Center for Humanities Research Fellowships for Fall 2021 and Spring 2022

The Center for Humanities Research is welcoming applications to be a CHR fellow for fall 2021 and spring 2022. Fellows will be released from two courses the semester of their fellowship so that they may focus on writing and on participating in the intellectual life of the CHR. Applications due April 16. Please see instructions below.

The CHR’s theme for next year is Pasts/Presents/Futures

Since March of 2020 we have been living in what political theorist Elizabeth Povinelli might call a “durative present.” In some ways the past, or pre-times, feels irretrievably lost, and the future unimaginable, just beyond our grasp. But it is equally true that this durative present has revealed that much of what we thought to be past, over and done with, lives on in the present. The Black Lives Matter protests, for instance, have made publicly visible how past racial violence infuses the present, what Saidiya Hartman has called the “afterlives of slavery.”
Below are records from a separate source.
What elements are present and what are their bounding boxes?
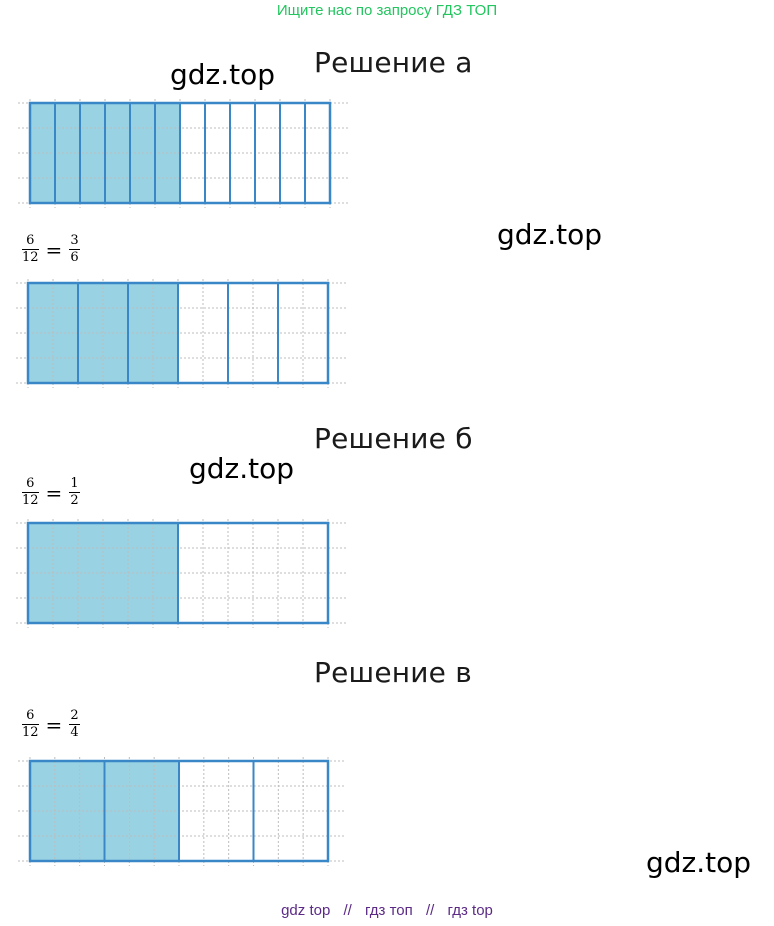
equals-sign: = <box>45 237 63 262</box>
watermark: gdz.top <box>497 218 603 251</box>
watermark: gdz.top <box>189 452 295 485</box>
footer-link[interactable]: gdz top <box>281 902 331 919</box>
footer-link[interactable]: гдз топ <box>365 902 413 919</box>
search-banner[interactable]: Ищите нас по запросу ГДЗ ТОП <box>276 2 498 19</box>
bar-outline <box>28 759 330 863</box>
fraction-left: 6 12 <box>22 233 39 265</box>
watermark: gdz.top <box>170 58 276 91</box>
footer-separator: // <box>343 902 352 919</box>
equals-sign: = <box>45 480 63 505</box>
footer-separator: // <box>425 902 435 919</box>
heading-solution-b: Решение б <box>314 422 473 455</box>
equals-sign: = <box>45 712 63 737</box>
bar-outline <box>26 281 330 385</box>
footer-link[interactable]: гдз top <box>447 902 493 919</box>
fraction-left: 6 12 <box>22 708 39 740</box>
bar-outline <box>28 101 332 205</box>
bar-outline <box>26 521 330 625</box>
watermark: gdz.top <box>646 846 752 879</box>
fraction-left: 6 12 <box>22 476 39 508</box>
heading-solution-a: Решение а <box>314 46 473 79</box>
footer-links: gdz top // гдз топ // гдз top <box>0 902 774 919</box>
heading-solution-c: Решение в <box>314 656 472 689</box>
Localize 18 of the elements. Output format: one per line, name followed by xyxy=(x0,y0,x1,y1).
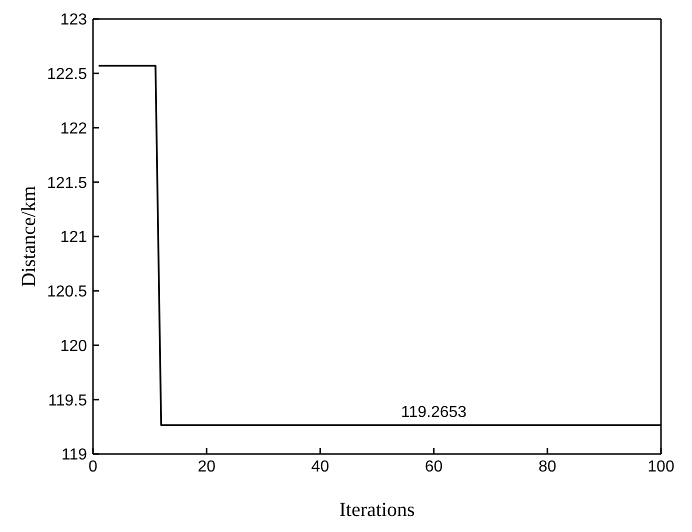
x-tick-label: 60 xyxy=(424,458,443,476)
y-tick-label: 121 xyxy=(60,229,88,246)
annotation: 119.2653 xyxy=(401,404,467,422)
x-axis-title: Iterations xyxy=(339,499,415,522)
x-tick-label: 20 xyxy=(198,458,216,476)
y-tick-label: 120.5 xyxy=(46,284,88,301)
y-tick-label: 119.5 xyxy=(48,392,88,410)
y-tick-label: 122 xyxy=(60,120,88,138)
x-tick-label: 0 xyxy=(88,458,98,476)
x-tick-label: 40 xyxy=(311,458,330,476)
x-tick-label: 100 xyxy=(648,458,674,476)
y-tick-label: 122.5 xyxy=(46,66,88,84)
y-tick-label: 120 xyxy=(60,338,88,355)
y-tick-label: 123 xyxy=(60,12,88,29)
x-tick-label: 80 xyxy=(538,458,556,476)
y-tick-label: 121.5 xyxy=(46,174,88,192)
y-tick-label: 119 xyxy=(61,446,88,464)
y-axis-title: Distance/km xyxy=(18,186,40,288)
And neither, we have learned, does the future unfold as we think it will. 

Furthermore, our attempts to articulate distinctions between pasts, presents, and futures, are predicated on conceptions of time and temporality that are neither neutral nor fixed. Conceptions of time have, historically, delimited what we are able and unable to see, lending visibility to certain events, peoples, and subjectivities while pushing others into obscurity. Temporal formations can constrain, do violence, or create possibilities; they can be mobilized in ways that normalize, or as strategies of resistance. Temporality permeates humanistic studies across periods, disciplines, genres, and geopolitical regions. 
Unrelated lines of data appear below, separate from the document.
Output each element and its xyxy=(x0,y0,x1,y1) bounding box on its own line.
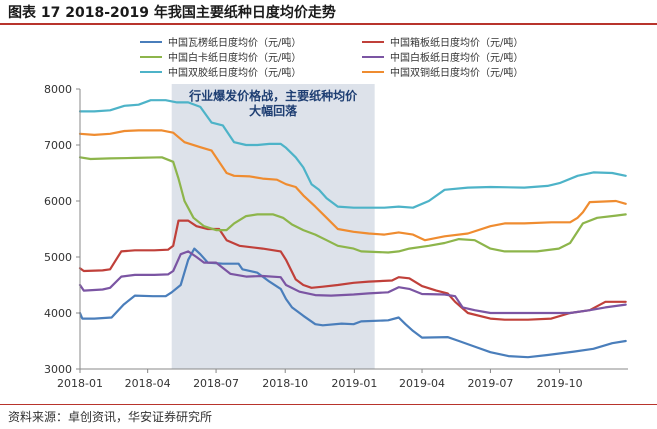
source-rule xyxy=(0,404,657,405)
x-tick-label: 2019-04 xyxy=(399,377,445,390)
y-tick-label: 7000 xyxy=(44,139,72,152)
y-tick-label: 4000 xyxy=(44,307,72,320)
series-line-2 xyxy=(78,156,627,254)
legend-swatch-coated-paper xyxy=(362,70,384,73)
x-tick-label: 2018-10 xyxy=(262,377,308,390)
y-tick-label: 3000 xyxy=(44,363,72,376)
legend-item-containerboard: 中国箱板纸日度均价（元/吨） xyxy=(362,34,523,49)
legend-item-corrugated: 中国瓦楞纸日度均价（元/吨） xyxy=(140,34,301,49)
legend-item-ivory-board: 中国白卡纸日度均价（元/吨） xyxy=(140,49,301,64)
legend-label-offset-paper: 中国双胶纸日度均价（元/吨） xyxy=(168,68,302,79)
y-tick-label: 8000 xyxy=(44,83,72,96)
legend-item-coated-paper: 中国双铜纸日度均价（元/吨） xyxy=(362,64,523,79)
legend-swatch-duplex-board xyxy=(362,55,384,58)
legend-swatch-containerboard xyxy=(362,40,384,43)
series-layer xyxy=(78,99,627,359)
x-tick-label: 2019-10 xyxy=(537,377,583,390)
legend-item-offset-paper: 中国双胶纸日度均价（元/吨） xyxy=(140,64,301,79)
series-line-5 xyxy=(78,129,627,242)
figure-title: 图表 17 2018-2019 年我国主要纸种日度均价走势 xyxy=(8,5,336,21)
legend-label-coated-paper: 中国双铜纸日度均价（元/吨） xyxy=(390,68,524,79)
x-tick-label: 2018-01 xyxy=(57,377,103,390)
legend-label-containerboard: 中国箱板纸日度均价（元/吨） xyxy=(390,38,524,49)
x-tick-label: 2019-07 xyxy=(467,377,513,390)
axes: 3000 4000 5000 6000 7000 8000 2018-01 2018-04 20… xyxy=(44,83,628,390)
x-tick-label: 2019-01 xyxy=(331,377,377,390)
annotation-line-2: 大幅回落 xyxy=(249,103,298,118)
x-tick-label: 2018-07 xyxy=(193,377,239,390)
legend-swatch-corrugated xyxy=(140,40,162,43)
series-line-0 xyxy=(78,247,627,359)
x-tick-label: 2018-04 xyxy=(125,377,171,390)
legend-swatch-offset-paper xyxy=(140,70,162,73)
legend-swatch-ivory-board xyxy=(140,55,162,58)
y-tick-label: 6000 xyxy=(44,195,72,208)
legend-label-corrugated: 中国瓦楞纸日度均价（元/吨） xyxy=(168,38,302,49)
series-line-1 xyxy=(78,219,627,321)
legend-label-ivory-board: 中国白卡纸日度均价（元/吨） xyxy=(168,53,302,64)
series-line-4 xyxy=(78,99,627,209)
series-line-3 xyxy=(78,250,627,315)
source-note: 资料来源：卓创资讯，华安证券研究所 xyxy=(8,410,213,424)
legend-item-duplex-board: 中国白板纸日度均价（元/吨） xyxy=(362,49,523,64)
y-tick-label: 5000 xyxy=(44,251,72,264)
title-underline xyxy=(0,23,657,25)
legend-label-duplex-board: 中国白板纸日度均价（元/吨） xyxy=(390,53,524,64)
annotation-line-1: 行业爆发价格战，主要纸种均价 xyxy=(188,88,358,103)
The Center for Humanities Research invites applications from faculty and advanced PhD candidates whose research takes up temporal encounters between pasts, presents, and futures in the broadest possible sense. We are open to all proposals that engage substantially with temporality as a theme (rather than primarily as a fact of research) and the problematic of past/present/future, including those that might address any of the following questions: 

  • What does the present tense open or foreclose, and for whom?
  • Do societies, religions, states, individuals have an obligation to the past? To the future? How has that obligation been articulated in the many archives of the past (narrative, image, speech, ritual, or performance)? 
  • Is there an ethics of remembering? 
  • What is the temporality of change, and how is it initiated? 
  • What are the contours of futurity? How, and in what contexts, is it possible to imagine a different future?  
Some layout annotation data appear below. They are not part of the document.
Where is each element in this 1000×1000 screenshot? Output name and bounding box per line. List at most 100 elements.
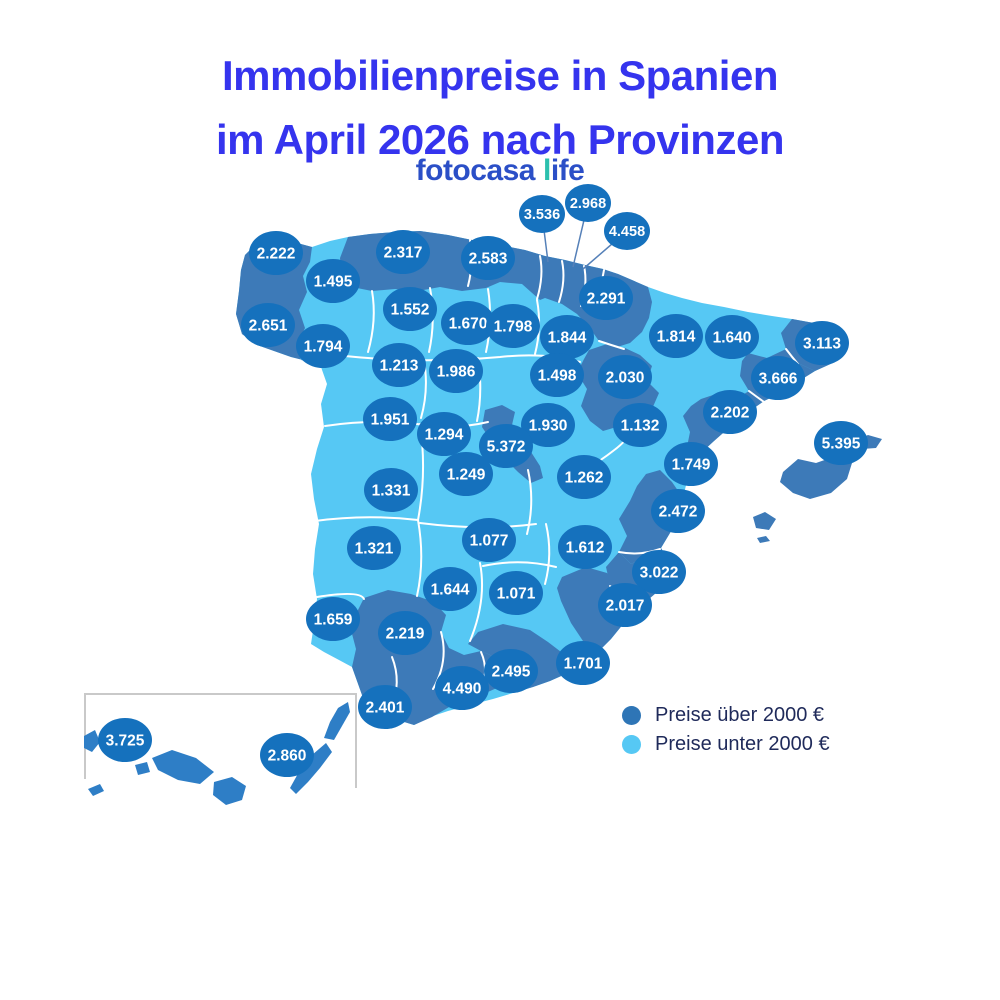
price-badge: 1.612 bbox=[558, 525, 612, 569]
price-badge-circle bbox=[241, 303, 295, 347]
price-badge-value: 1.951 bbox=[371, 412, 410, 429]
price-badge-value: 1.701 bbox=[564, 656, 603, 673]
price-badge-value: 1.294 bbox=[425, 427, 464, 444]
price-badge-circle bbox=[613, 403, 667, 447]
price-badge: 2.495 bbox=[484, 649, 538, 693]
price-badge-value: 2.495 bbox=[492, 664, 531, 681]
region-ibiza bbox=[753, 512, 776, 530]
price-badge: 2.651 bbox=[241, 303, 295, 347]
price-badge: 1.249 bbox=[439, 452, 493, 496]
price-badge-value: 1.986 bbox=[437, 364, 476, 381]
legend-label: Preise unter 2000 € bbox=[655, 733, 830, 755]
price-badge: 4.490 bbox=[435, 666, 489, 710]
price-badge-circle bbox=[435, 666, 489, 710]
price-badge-circle bbox=[649, 314, 703, 358]
price-badge-value: 1.844 bbox=[548, 330, 587, 347]
price-badge-circle bbox=[249, 231, 303, 275]
price-badge-value: 1.321 bbox=[355, 541, 394, 558]
price-badge-circle bbox=[579, 276, 633, 320]
price-badge-value: 2.401 bbox=[366, 700, 405, 717]
price-badge: 1.321 bbox=[347, 526, 401, 570]
price-badge: 1.262 bbox=[557, 455, 611, 499]
price-badge-circle bbox=[705, 315, 759, 359]
price-badge: 2.583 bbox=[461, 236, 515, 280]
price-badge-value: 2.651 bbox=[249, 318, 288, 335]
price-badge-value: 3.536 bbox=[524, 207, 560, 223]
price-badge-value: 3.113 bbox=[803, 336, 841, 353]
price-badge-circle bbox=[530, 353, 584, 397]
price-badge-circle bbox=[486, 304, 540, 348]
price-badge: 1.077 bbox=[462, 518, 516, 562]
price-badge: 2.219 bbox=[378, 611, 432, 655]
price-badge-circle bbox=[651, 489, 705, 533]
price-badge-circle bbox=[306, 259, 360, 303]
logo-brand: fotocasa bbox=[415, 154, 536, 187]
legend: Preise über 2000 € Preise unter 2000 € bbox=[622, 701, 830, 759]
price-badge-value: 2.860 bbox=[268, 748, 307, 765]
price-badge-value: 2.291 bbox=[587, 291, 626, 308]
price-badge-value: 3.666 bbox=[759, 371, 798, 388]
price-badge: 1.814 bbox=[649, 314, 703, 358]
canary-inset bbox=[84, 693, 357, 805]
region-mallorca bbox=[780, 456, 852, 499]
price-badge-circle bbox=[557, 455, 611, 499]
canary-islands bbox=[84, 702, 350, 805]
price-badge: 1.794 bbox=[296, 324, 350, 368]
price-badge-circle bbox=[296, 324, 350, 368]
price-badge-value: 1.794 bbox=[304, 339, 343, 356]
price-badge-circle bbox=[664, 442, 718, 486]
price-badge: 1.294 bbox=[417, 412, 471, 456]
title-line-1: Immobilienpreise in Spanien bbox=[222, 52, 778, 100]
legend-dot-over-2000 bbox=[622, 706, 641, 725]
price-badge: 3.113 bbox=[795, 321, 849, 365]
price-badge-value: 1.498 bbox=[538, 368, 577, 385]
price-badge-circle bbox=[479, 424, 533, 468]
price-badge-value: 5.395 bbox=[822, 436, 861, 453]
price-badge: 2.860 bbox=[260, 733, 314, 777]
price-badge-circle bbox=[598, 355, 652, 399]
title-line-2: im April 2026 nach Provinzen bbox=[216, 116, 784, 164]
legend-item-under-2000: Preise unter 2000 € bbox=[622, 730, 830, 759]
legend-item-over-2000: Preise über 2000 € bbox=[622, 701, 830, 730]
price-badge-circle bbox=[540, 315, 594, 359]
price-badge-circle bbox=[703, 390, 757, 434]
price-badge-circle bbox=[795, 321, 849, 365]
price-badge: 1.495 bbox=[306, 259, 360, 303]
price-badge: 1.132 bbox=[613, 403, 667, 447]
price-badge-value: 1.249 bbox=[447, 467, 486, 484]
price-badge-circle bbox=[347, 526, 401, 570]
price-badge: 2.017 bbox=[598, 583, 652, 627]
price-badge-circle bbox=[751, 356, 805, 400]
price-badge-circle bbox=[461, 236, 515, 280]
price-badge-circle bbox=[556, 641, 610, 685]
price-badge-value: 1.495 bbox=[314, 274, 353, 291]
price-badge-circle bbox=[558, 525, 612, 569]
price-badge: 3.536 bbox=[519, 195, 565, 233]
price-badge-value: 2.317 bbox=[384, 245, 423, 262]
price-badge-circle bbox=[814, 421, 868, 465]
price-badge: 5.372 bbox=[479, 424, 533, 468]
price-badge-circle bbox=[423, 567, 477, 611]
price-badge-value: 1.814 bbox=[657, 329, 696, 346]
price-badge-value: 1.798 bbox=[494, 319, 533, 336]
price-badge-value: 2.472 bbox=[659, 504, 698, 521]
price-badge-value: 1.670 bbox=[449, 316, 488, 333]
price-badge-circle bbox=[439, 452, 493, 496]
price-badge: 2.202 bbox=[703, 390, 757, 434]
price-badge: 1.213 bbox=[372, 343, 426, 387]
price-badge-value: 4.490 bbox=[443, 681, 482, 698]
price-badge-circle bbox=[429, 349, 483, 393]
price-badge-circle bbox=[489, 571, 543, 615]
price-badge-circle bbox=[598, 583, 652, 627]
price-badge-value: 2.219 bbox=[386, 626, 425, 643]
price-badge-circle bbox=[376, 230, 430, 274]
price-badge-value: 2.222 bbox=[257, 246, 296, 263]
price-badge-value: 2.030 bbox=[606, 370, 645, 387]
price-badge: 2.472 bbox=[651, 489, 705, 533]
price-badge: 1.670 bbox=[441, 301, 495, 345]
price-badge: 1.844 bbox=[540, 315, 594, 359]
price-badge-circle bbox=[363, 397, 417, 441]
price-badge-circle bbox=[519, 195, 565, 233]
price-badge-circle bbox=[372, 343, 426, 387]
These semester-long fellowships provide two course-releases (for tenure-line faculty) and tuition and stipend (for PhD students), and require residency at the center (participation in regular meetings with the cohort of fellows, public presentation of research, and attendance at all center events). We will accept fellows from as wide a range of disciplines, departments, and programs as possible working on projects related to our theme.